Wavelets are mathematical functions that cut up data into different frequency components, and then study each component with a resolution matched to its scale. They have advantages over traditional Fourier methods in analyzing physical situations where the signal contains discontinuities and sharp spikes. Wavelets were developed independently in the fields of mathematics, quantum physics, electrical engineering, and seismic geology. Interchanges between these fields during the last ten years have led to many new wavelet applications such as image compression, turbulence, human vision, radar, and earthquake prediction.


Overview

The fundamental idea behind wavelets is to analyze according to scale. Indeed, some researchers in the wavelet field feel that, by using wavelets, one is adopting a whole new mindset or perspective in processing data.

Wavelets are functions that satisfy certain mathematical requirements and are used in representing data or other functions. This idea is not new. Approximation using superposition of functions has existed since the early 1800's, when Joseph Fourier discovered that he could superpose sines and cosines to represent other functions. However, in wavelet analysis, the scale that we use to look at data plays a special role. Wavelet algorithms process data at different scales or resolutions. If we look at a signal with a large "window," we would notice gross features. Similarly, if we look at a signal with a small "window," we would notice small features. The result in wavelet analysis is to see both the forest and the trees, so to speak.

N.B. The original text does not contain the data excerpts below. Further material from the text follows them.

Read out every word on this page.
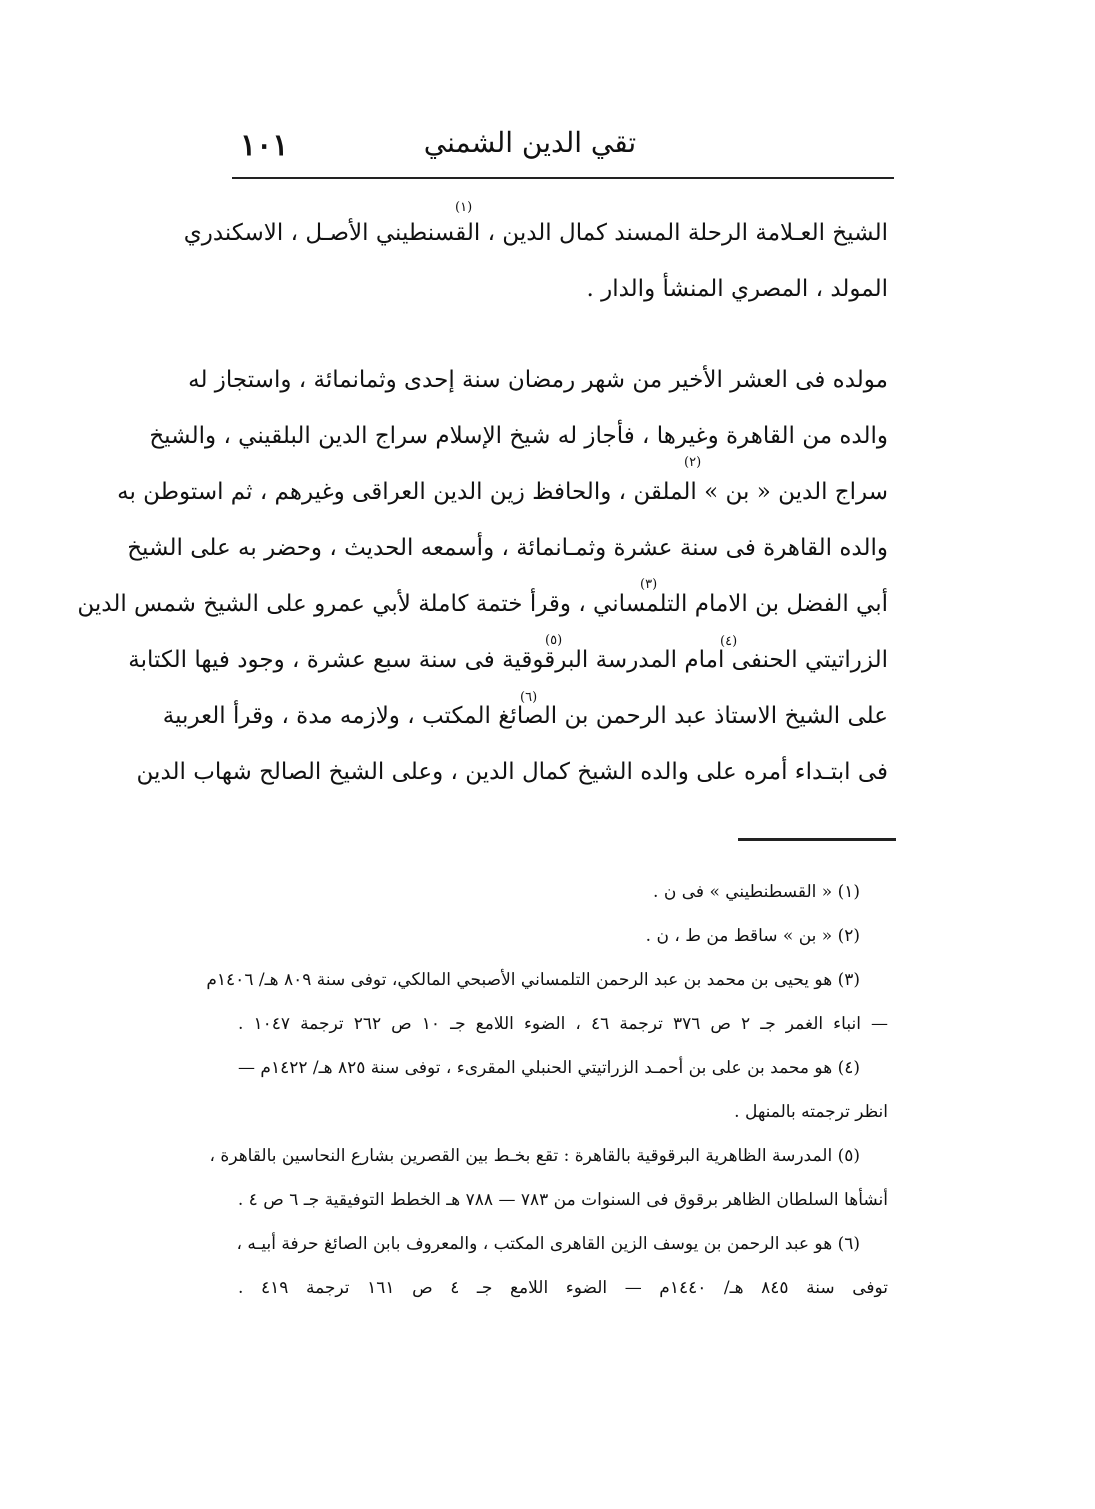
١٠١	تقي الدين الشمني
الشيخ العـلامة الرحلة المسند كمال الدين ، القسنطيني الأصـل ، الاسكندري
المولد ، المصري المنشأ والدار .
مولده فى العشر الأخير من شهر رمضان سنة إحدى وثمانمائة ، واستجاز له
والده من القاهرة وغيرها ، فأجاز له شيخ الإسلام سراج الدين البلقيني ، والشيخ
سراج الدين « بن » الملقن ، والحافظ زين الدين العراقى وغيرهم ، ثم استوطن به
والده القاهرة فى سنة عشرة وثمـانمائة ، وأسمعه الحديث ، وحضر به على الشيخ
أبي الفضل بن الامام التلمساني ، وقرأ ختمة كاملة لأبي عمرو على الشيخ شمس الدين
الزراتيتي الحنفى امام المدرسة البرقوقية فى سنة سبع عشرة ، وجود فيها الكتابة
على الشيخ الاستاذ عبد الرحمن بن الصائغ المكتب ، ولازمه مدة ، وقرأ العربية
فى ابتـداء أمره على والده الشيخ كمال الدين ، وعلى الشيخ الصالح شهاب الدين
(١)
(٢)
(٣)
(٤)
(٥)
(٦)
(١) « القسطنطيني » فى ن .
(٢) « بن » ساقط من ط ، ن .
(٣) هو يحيى بن محمد بن عبد الرحمن التلمساني الأصبحي المالكي، توفى سنة ٨٠٩ هـ/ ١٤٠٦م
— انباء الغمر جـ ٢ ص ٣٧٦ ترجمة ٤٦ ، الضوء اللامع جـ ١٠ ص ٢٦٢ ترجمة ١٠٤٧ .
(٤) هو محمد بن على بن أحمـد الزراتيتي الحنبلي المقرىء ، توفى سنة ٨٢٥ هـ/ ١٤٢٢م —
انظر ترجمته بالمنهل .
(٥) المدرسة الظاهرية البرقوقية بالقاهرة : تقع بخـط بين القصرين بشارع النحاسين بالقاهرة ،
أنشأها السلطان الظاهر برقوق فى السنوات من ٧٨٣ — ٧٨٨ هـ الخطط التوفيقية جـ ٦ ص ٤ .
(٦) هو عبد الرحمن بن يوسف الزين القاهرى المكتب ، والمعروف بابن الصائغ حرفة أبيـه ،
توفى سنة ٨٤٥ هـ/ ١٤٤٠م — الضوء اللامع جـ ٤ ص ١٦١ ترجمة ٤١٩ .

This makes wavelets interesting and useful. For many decades, scientists have wanted more appropriate functions than the sines and cosines which comprise the bases of Fourier analysis, to approximate choppy signals. By their definition, these functions are non-local (and stretch out to infinity). They therefore do a very poor job in approximating sharp spikes. But with wavelet analysis, we can use approximating functions that are contained neatly in finite domains. Wavelets are well-suited for approximating data with sharp discontinuities.

The wavelet analysis procedure is to adopt a wavelet prototype function, called an analyzing wavelet or mother wavelet. Temporal analysis is performed with a contracted, high-frequency version of the prototype wavelet, while frequency analysis is performed with a dilated, low-frequency version of the same wavelet. Because the original signal or function can be represented in terms of a wavelet expansion (using coefficients in a linear combination of the wavelet functions), data operations can be performed using just the corresponding wavelet coefficients. And if you further choose the best wavelets adapted to your data, or truncate the coefficients below a threshold, your data is sparsely represented. This sparse coding makes wavelets an excellent tool in the field of data compression.

Other applied fields that are making use of wavelets include astronomy, acoustics, nuclear engineering, sub-band coding, signal and image processing, neurophysiology, music, magnetic resonance imaging, speech discrimination, optics, fractals, turbulence, earthquake-prediction, radar, human vision, and pure mathematics applications such as solving partial differential equations.


Basis functions



It is simpler to explain a basis function if we move out of the realm of analog (functions) and into the realm of digital (vectors) (*). Every two-dimensional vector (x,y) is a combination of the vector (1,0) and (0,1). These two vectors are the basis vectors for (x,y). Why? Notice that x multiplied by (1,0) is the vector (x,0), and y multiplied by (0,1) is the vector (0,y). The sum is (x,y).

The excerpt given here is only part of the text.